Conversation 16 – The National

13. Cee Lo Green – Fuck You Three songs today, as I won’t post again until after Boxing Day, and the first two are number ones. I have a weakness for songs with the word ‘fuck’ in them, so I’m currently enjoying John Grant’s Queen Of Denmark, which would have featured on this CD had I got it earlier in the year. This songs needs no introduction. Regular listeners may recognise the great voice from Gnarls Barkley’s Crazy.

Fuck You – Cee Lo Green

14. Katy Perry – California Gurls From classic soul to classy pop. Perry and her writers have clearly been listening to Robyn and while Teenage Dream isn’t in the same league as Body Talk it’s still pretty great, and this song is incredibly catchy.

California Gurls – Katy Perry

15. Afrocubismo – Djelimady Rumba The band the Buena Vista Social Club nearly were, and our favourite World music album of the year (the other two were the Ali Farka Toure/Toumani Diabate & Ballaké Sissoko’s Chamber Music) this is rather wonderful, reminding me of the christmas that we spent in Cuba. They’re playing the Royal Albert Hall in June.

Djelimady Rumba – Afrocubismo

16. Vampire Weekend – Horchata I first included a song from VW on our CD three years ago before their fist album was out, so this makes a remarkable three appearances in four years. VW get over that difficult second album syndrome by making an album that’s as full of great, sophisticated pop songs as their first. This one’s about a kind of hot chocolate. I love really good hot chocolate.

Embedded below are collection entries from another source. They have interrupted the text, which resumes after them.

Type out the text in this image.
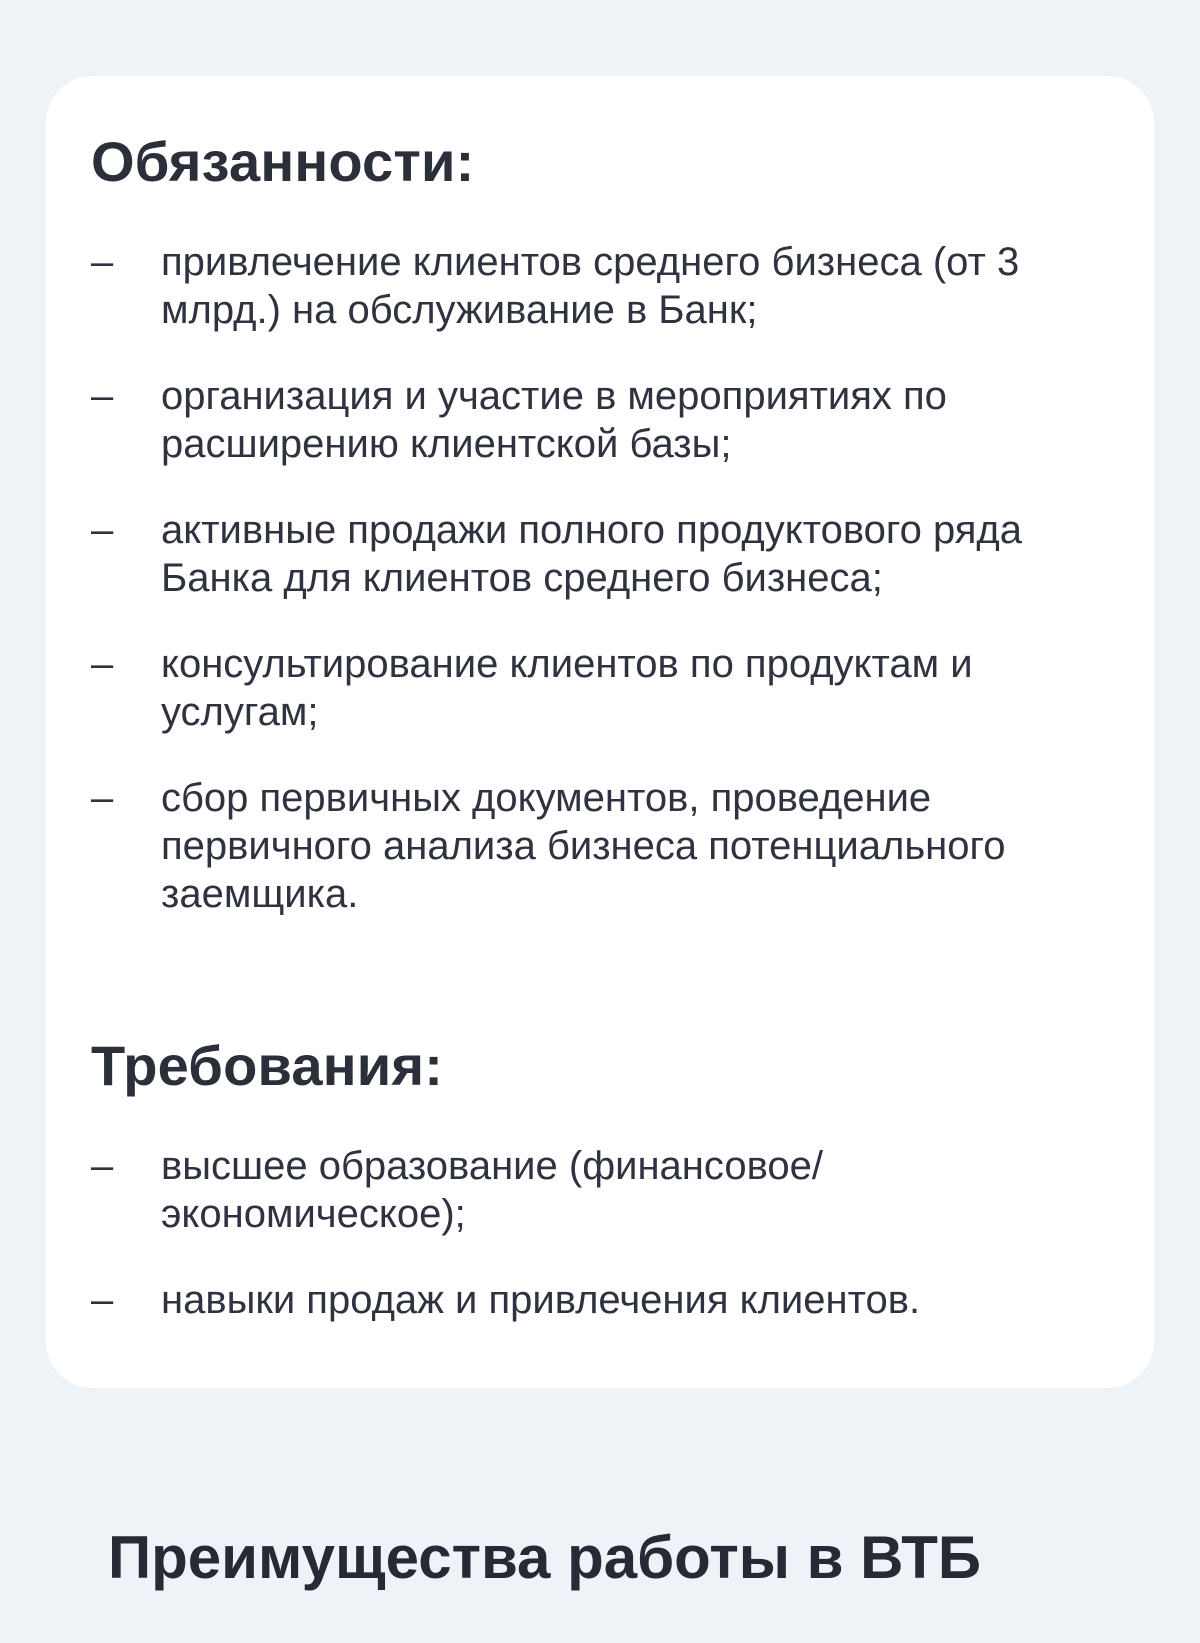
Обязанности:
–	привлечение клиентов среднего бизнеса (от 3 млрд.) на обслуживание в Банк;
–	организация и участие в мероприятиях по расширению клиентской базы;
–	активные продажи полного продуктового ряда Банка для клиентов среднего бизнеса;
–	консультирование клиентов по продуктам и услугам;
–	сбор первичных документов, проведение первичного анализа бизнеса потенциального заемщика.
Требования:
–	высшее образование (финансовое/ экономическое);
–	навыки продаж и привлечения клиентов.
Преимущества работы в ВТБ
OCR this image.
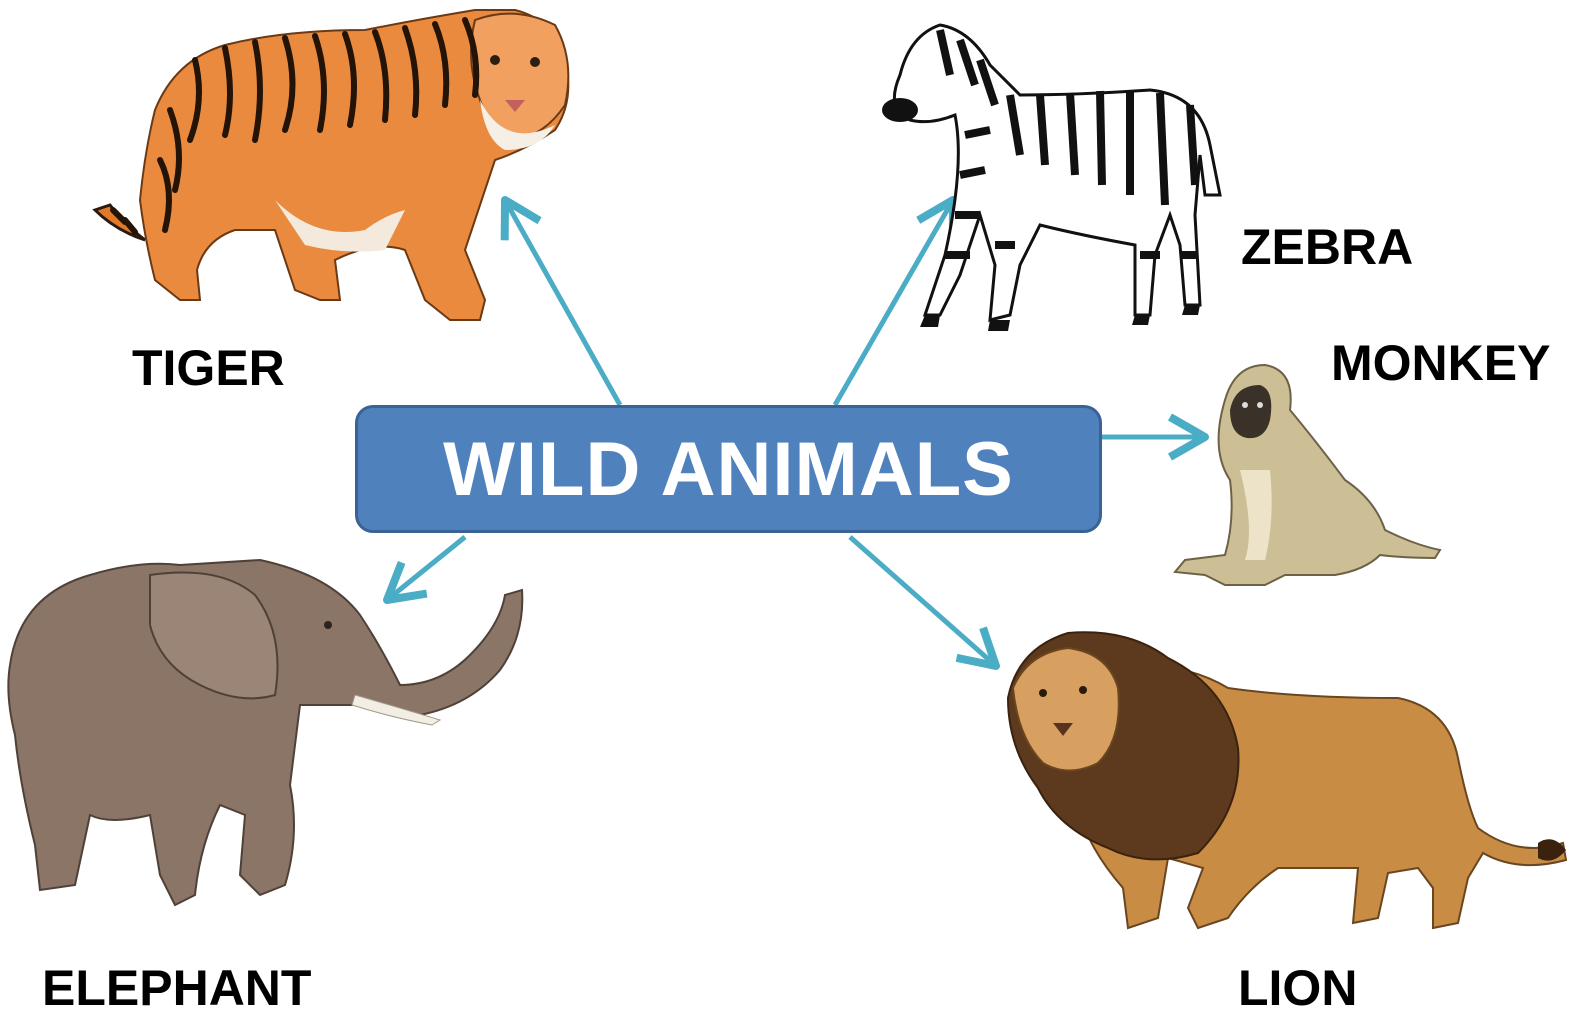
TIGER
ZEBRA
MONKEY
WILD ANIMALS
ELEPHANT	LION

Horchata – Vampire Weekend

17. Spoon – Mystery Zone One of my favourite groups, who I saw play a superb show at Leeds Cockpit this year. Oddly, they didn’t play this mesmerising track from Transference. Spoon get better with every album and seem to be finally cracking through to a big audience in the States. Here, their tour consisted of two shows. Love the ending of this one.

The Mystery Zone – Spoon

18. Steve Mason – Boys Outside Formerly of the Beta Band, Mason has made a haunting first solo album that often deals with bleak themes, to do with solitude, depression and lost love. Yet it’s a beautiful, haunting record, one of the year’s best. A tough choice, but in the end I went for the title track.

Boys Outside – Steve Mason

19. Kanye West featuring Bon Iver – Lost In The World Hard to assess the full impact of the new Kanye cd at first, because the tracks were leaked week by week. The album opener is amazing. Somewhere after the middle it loses focus then comes back really strong at the end, concluding (nearly) with this, which has the added bonus of featuring my favourite Bon Iver and (a man who also put out a great cd this year), Gil Scott Heron. I was blown away when I first heard it, and I still am. It takes a great original track (‘The Woods’ from the Blood Bank EP and takes it even further). For all his occasional silliness, Kanye makes amazing, ambitious and often uplifting music.

Lost In the World – Kanye West

20. MGMT – Congratulations All credit to MGMT, who could have put out an album that consolidated the huge, unexpected success of their first but instead recorded a weird, eccentric, always enjoyable CD. This is the most conventional track, a hazy ballad that seemed to belong on the end of our CD. And if you’ve read this far, congratulations yourself. Have a great new year’s eve and an interesting 2011.